The Company also announces that the necessary environmental surveys required for completing the permitting process for its CuMo Project are well underway and further updates will be announced shortly.

Finally, with regards to the proposed strategic financial partnership with Millennia Minerals Pte Ltd. (Millennia), the Company is pleased to provide additional information to the last update provided to shareholders in its June 7, 2017 news release. As previously reported, after they entered into the February 27, 2017 MOU (the Original MOU), the Company and Millennia engaged in further negotiations that changed the timing and structure of Millennia’s proposed investment. The details of the modified structure and timing of the proposed investment, which were set forth in the Company’s June 7, 2017 news release, were agreed to in a Letter of Intent between the Company and Millenia (the LOI), which superseded and replaced the Original MOU in its entirety and, subject to certain exceptions set forth in the LOI, is non-binding. Since the June 7, 2017 news release, the Company and Millennia have agreed to the following additional modifications to the proposed terms of Millennia’s investments in the Company, Poly Resources, LLC (Poly Resources) and Idaho CuMo Corporation (Idaho CuMo):

  • Millennia has requested and CuMoCo has agreed to extend the due diligence period under the LOI through July 13, 2017, and Millennia is continuing its legal, technical and financial due diligence.
  • Each of Millennia’s US$5 million initial contribution to Poly Resources, of which US$1 million has already been paid, and which would give it the right to acquire a 25% interest in Poly Resources, and Millennia’s second $5 million contribution to Poly Resources, by which it would earn an additional 25% interest in Poly Resources, would be made in instalments to be agreed, and the first instalment would have to be made on or about July 10, 2017.
  • The remaining US$500,000 of the US$1 million payment already delivered by Millennia to Poly Resources is now released for use by Poly Resources on the drilling program at its Calida Gold project, subject to the potential repayment obligations set forth in the LOI.
  • Millennia’s US$10 million initial contribution to Idaho CuMo, which would give it a 2% equity interest in Idaho CuMo, would be made in instalments to be agreed, and the first instalment would have to be made on or about July 20, 2017.
  • Millennia’s subscription for 11 million common shares of the Company for an aggregate subscription price of US$3 million would occur at the same time as the first instalment of the Idaho CuMo contribution was made.

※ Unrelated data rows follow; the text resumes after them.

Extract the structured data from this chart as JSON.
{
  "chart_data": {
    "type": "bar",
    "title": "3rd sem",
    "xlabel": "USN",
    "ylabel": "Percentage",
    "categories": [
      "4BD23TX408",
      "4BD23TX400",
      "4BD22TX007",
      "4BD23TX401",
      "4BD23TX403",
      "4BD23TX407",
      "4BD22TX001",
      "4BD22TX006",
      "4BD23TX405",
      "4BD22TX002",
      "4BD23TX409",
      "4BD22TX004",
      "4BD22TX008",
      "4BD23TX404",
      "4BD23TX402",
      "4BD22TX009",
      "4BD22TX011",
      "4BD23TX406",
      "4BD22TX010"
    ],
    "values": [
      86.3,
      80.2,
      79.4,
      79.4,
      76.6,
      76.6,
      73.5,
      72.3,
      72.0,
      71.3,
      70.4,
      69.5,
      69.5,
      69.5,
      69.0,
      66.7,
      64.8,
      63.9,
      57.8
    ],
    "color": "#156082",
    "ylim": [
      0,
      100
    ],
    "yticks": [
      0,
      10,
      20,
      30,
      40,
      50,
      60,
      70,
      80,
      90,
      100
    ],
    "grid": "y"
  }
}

The transactions contemplated by the LOI, as modified, remain subject to negotiation and execution of mutually satisfactory definitive agreements, receipt of all required board and shareholder approvals by the Company and Millennia, receipt of all applicable regulatory, governmental and third party consents and Millennia’s satisfaction in its sole discretion with its ongoing due diligence.

Mr. Shaun M. Dykes, M.Sc. (Eng), P.Geo., President and CEO of the Company is the designated qualified person for the CuMo Project and Calida Gold, and prepared the technical information contained in this news release.